Basically, any new cryptocurrency that came after the original cryptocurrency, Bitcoin (BTC) is considered to be an altcoin.
Altcoins or alternative coins, represent digital asset based on the prototype of Bitcoin with a vision of building new platforms or issuing new ICOs in order to improve the cryptocurrency market by offering improvements to some of the obvious issues regarding Bitcoin.
On the other hand, we also have stable coins, which are being issued in order to ensure price stability, scalability, and privacy alongside with being decentralized just like coins, tokens, or altcoins.
So, what is the in-depth difference between altcoins and stable coins?
What are Altcoins?
Cryptocurrency represents a digital asset made to store a value which can go up or down, much like Bitcoin, the first and original digital asset.
However, the blockchain space also shares its ecosystem with tokens, coins, and altcoins, with coins further being divided to hybrid coins, stable coins, value coins, where the majority of these cryptocurrencies are acting as mediums for transferring of different value, monetary being the primary object of transfer of value.
So, what are altcoins then and why do we need them if there are cryptocurrencies already working on transferring value through blockchain-powered platforms?
Altcoins are actually all currencies that have been modeled and issued by Bitcoin’s main code, promised to improve the overall performance of Bitcoin through new use cases, faster processing times, increased scalability, new and hybrid protocols, and more.
Altcoins are thus very similar to coins, as both of these types of assets store value; however, all currencies that have been issued after Bitcoin and in accordance with the original model of BTC are referred to as altcoins.
Some of the biggest altcoins in the blockchain space are Ethereum (ETH), Litecoin (LTC), Bitcoin Cash (BCH), Ripple (XRP), etc.
What are Stable Coins?

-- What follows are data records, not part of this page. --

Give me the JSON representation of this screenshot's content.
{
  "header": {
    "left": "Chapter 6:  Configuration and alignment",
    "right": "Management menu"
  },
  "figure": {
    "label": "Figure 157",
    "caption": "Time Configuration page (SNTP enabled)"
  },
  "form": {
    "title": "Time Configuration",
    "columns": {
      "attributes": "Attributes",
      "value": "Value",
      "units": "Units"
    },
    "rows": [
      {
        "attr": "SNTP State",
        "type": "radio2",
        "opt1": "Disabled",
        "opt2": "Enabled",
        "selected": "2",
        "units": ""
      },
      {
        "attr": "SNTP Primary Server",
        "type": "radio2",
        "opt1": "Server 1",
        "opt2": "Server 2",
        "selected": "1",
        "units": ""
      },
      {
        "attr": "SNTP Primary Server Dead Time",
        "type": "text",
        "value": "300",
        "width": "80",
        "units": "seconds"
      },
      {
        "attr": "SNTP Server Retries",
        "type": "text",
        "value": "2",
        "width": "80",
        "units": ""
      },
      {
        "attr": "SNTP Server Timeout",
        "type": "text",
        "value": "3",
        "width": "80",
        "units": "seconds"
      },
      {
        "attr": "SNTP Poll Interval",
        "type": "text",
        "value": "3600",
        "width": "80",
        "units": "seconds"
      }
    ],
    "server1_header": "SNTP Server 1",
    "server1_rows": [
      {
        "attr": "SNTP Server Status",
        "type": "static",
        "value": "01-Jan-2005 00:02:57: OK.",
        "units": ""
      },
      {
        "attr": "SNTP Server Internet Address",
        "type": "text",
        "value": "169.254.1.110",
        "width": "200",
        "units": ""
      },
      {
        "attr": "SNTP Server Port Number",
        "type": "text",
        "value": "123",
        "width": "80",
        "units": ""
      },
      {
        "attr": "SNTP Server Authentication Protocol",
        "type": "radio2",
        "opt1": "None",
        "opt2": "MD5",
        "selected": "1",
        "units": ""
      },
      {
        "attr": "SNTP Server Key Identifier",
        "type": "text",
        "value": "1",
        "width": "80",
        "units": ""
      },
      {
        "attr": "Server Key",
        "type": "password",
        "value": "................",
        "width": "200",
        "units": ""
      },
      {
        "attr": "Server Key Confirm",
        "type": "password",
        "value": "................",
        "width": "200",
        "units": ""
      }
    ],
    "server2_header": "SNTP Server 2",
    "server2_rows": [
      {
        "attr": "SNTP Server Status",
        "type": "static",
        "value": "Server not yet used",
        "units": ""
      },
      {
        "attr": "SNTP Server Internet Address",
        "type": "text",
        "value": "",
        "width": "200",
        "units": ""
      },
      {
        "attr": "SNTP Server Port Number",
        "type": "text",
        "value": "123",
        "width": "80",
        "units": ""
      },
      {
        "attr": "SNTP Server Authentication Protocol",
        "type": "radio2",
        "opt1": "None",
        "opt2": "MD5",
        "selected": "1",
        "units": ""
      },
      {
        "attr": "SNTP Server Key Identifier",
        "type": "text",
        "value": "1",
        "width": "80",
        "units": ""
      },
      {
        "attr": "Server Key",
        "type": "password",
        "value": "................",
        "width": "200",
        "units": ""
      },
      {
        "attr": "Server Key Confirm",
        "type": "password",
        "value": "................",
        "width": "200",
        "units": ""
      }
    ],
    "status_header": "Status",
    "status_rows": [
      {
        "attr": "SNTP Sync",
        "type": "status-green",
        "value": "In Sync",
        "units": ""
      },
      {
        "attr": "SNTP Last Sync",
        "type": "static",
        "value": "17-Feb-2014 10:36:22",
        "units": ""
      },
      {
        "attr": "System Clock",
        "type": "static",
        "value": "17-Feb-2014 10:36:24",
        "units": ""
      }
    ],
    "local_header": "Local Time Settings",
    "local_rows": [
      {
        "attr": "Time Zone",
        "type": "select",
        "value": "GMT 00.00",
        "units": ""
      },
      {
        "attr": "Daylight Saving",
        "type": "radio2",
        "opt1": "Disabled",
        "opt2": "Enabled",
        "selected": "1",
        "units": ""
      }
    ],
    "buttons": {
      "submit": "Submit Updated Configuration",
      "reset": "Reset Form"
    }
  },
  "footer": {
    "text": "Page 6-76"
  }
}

How are Stable Coins Different from Altcoins?
Also a form of digital assets and cryptocurrencies, stable coins are set to transfer monetary value across blockchain-based decentralized ecosystems.
That is how stable coins are also decentralized and driven by blockchain technology.
Moreover, stable coins are set to deliver stability concerning the price, which isn’t the primary goal of altcoins as altcoins usually have other use cases than solely transferring value, often suppressed to price fluctuations in the market.
Also, while the value of altcoins is determined by demand in the market, the value of stable coins is usually supported by another value, like fiat currency or gold, hardly inclined to mass dips or sudden price pumps.
One of the most famous stable coins is definitely Tether (USDT), which is said to be supported by the US dollar, EUR, and Yen.
In the case of this stable coin, Tether is supported by the US dollar in 1:1 ratio, which means that one Tether should always be worth one dollar.
The main objective of stable coins is to become a way of paying for everyday purchases, that way representing new age instruments for digital storing of value.
Stable coins are usually made to have acquired stability in the market without response to the market trends, alongside privacy and scalability.